National Oceanic and Atmospheric Administration has announced plans to lower the bycatch limits for halibut in the Gulf of Alaska for the trawl and hook and line fisheries effective either immediately or phased in over the next three years.

Hook and line catcher processors will see a 7 percent reduction implemented this year; hook and line catcher vessels and trawlers will see a 15 percent reduction over three years.

A phased-in halibut bycatch reduction schedule allows the affected industry sectors time to adapt to the reduced halibut bycatch limits. The jig gear and pot gear sectors are not affected by this rule, as they historically have been exempt from halibut bycatch limits. 

The combined cuts could potentially save up to 750,000 pounds of fish, although the affected fisheries rarely, if ever, bump up against the caps.

At a time of record low quotas for the directed halibut fishery, the North Pacific Fishery Management Council recommended reducing the annual halibut bycatch limits for the commercial groundfish fisheries to minimize halibut bycatch in those fisheries to the extent practicable and promote conservation of the halibut resource. 

In addition, the halibut bycatch reductions could potentially increase the amount of halibut available to catch in the directed halibut fisheries, such as the commercial IFQ fishery and the charter halibut fishery. 

The reductions came after an urgent push from a wide range of fishing groups and other stakeholders. The Alaska Marine Conservation Council alone gathered over 1,500 signatures on a letter calling for the cuts.

“Halibut is absolutely critical to Alaskans,” said Theresa Peterson, a commercial fisherman in Kodiak and Kodiak outreach coordinator for the Alaska Marine Conservation Council.
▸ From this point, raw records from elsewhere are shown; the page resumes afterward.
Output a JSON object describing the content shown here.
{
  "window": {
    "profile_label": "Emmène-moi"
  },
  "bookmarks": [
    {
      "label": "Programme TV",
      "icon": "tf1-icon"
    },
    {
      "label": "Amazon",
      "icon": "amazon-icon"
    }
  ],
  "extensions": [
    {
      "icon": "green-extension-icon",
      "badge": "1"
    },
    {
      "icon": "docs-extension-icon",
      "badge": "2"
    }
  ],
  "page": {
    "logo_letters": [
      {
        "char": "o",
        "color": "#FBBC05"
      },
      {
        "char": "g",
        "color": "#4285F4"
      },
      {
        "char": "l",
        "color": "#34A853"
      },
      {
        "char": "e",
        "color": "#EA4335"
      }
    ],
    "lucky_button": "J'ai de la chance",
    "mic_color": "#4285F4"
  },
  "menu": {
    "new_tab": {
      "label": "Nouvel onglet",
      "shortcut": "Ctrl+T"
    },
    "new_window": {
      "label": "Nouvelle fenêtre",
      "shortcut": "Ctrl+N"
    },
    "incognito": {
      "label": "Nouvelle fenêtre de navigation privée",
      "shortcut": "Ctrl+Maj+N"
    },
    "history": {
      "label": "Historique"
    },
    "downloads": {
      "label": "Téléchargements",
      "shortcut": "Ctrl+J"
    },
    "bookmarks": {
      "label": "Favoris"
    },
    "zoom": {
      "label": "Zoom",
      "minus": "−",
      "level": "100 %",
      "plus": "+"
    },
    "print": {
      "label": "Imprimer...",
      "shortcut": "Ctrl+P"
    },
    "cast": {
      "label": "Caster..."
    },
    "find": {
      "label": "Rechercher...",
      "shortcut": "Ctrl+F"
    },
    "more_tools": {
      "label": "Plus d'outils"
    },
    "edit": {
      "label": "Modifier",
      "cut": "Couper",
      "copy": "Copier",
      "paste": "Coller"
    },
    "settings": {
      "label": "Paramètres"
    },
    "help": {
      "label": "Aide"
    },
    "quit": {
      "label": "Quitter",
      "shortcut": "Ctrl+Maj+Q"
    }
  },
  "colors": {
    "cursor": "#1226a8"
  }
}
“Our fisheries, businesses, economies and communities here in Kodiak and beyond rely on this vital resource. It is hard to believe more than 5 million pounds of these precious fish are thrown away as bycatch each year in the Gulf of Alaska and it’s long past time to lower these limits,” she said.

This is the first significant reduction in bycatch limits for trawlers since 1989. Bycatch has a disproportionate impact on the resource. A recent study found that 1 pound of halibut lost to bycatch equates to a loss of about 1.5 pounds of halibut in the halibut spawning biomass.

It occurs coast-wide, throughout the range of the species. Roughly half of the annual halibut bycatch by weight is composed of small juvenile halibut, although this varies by area.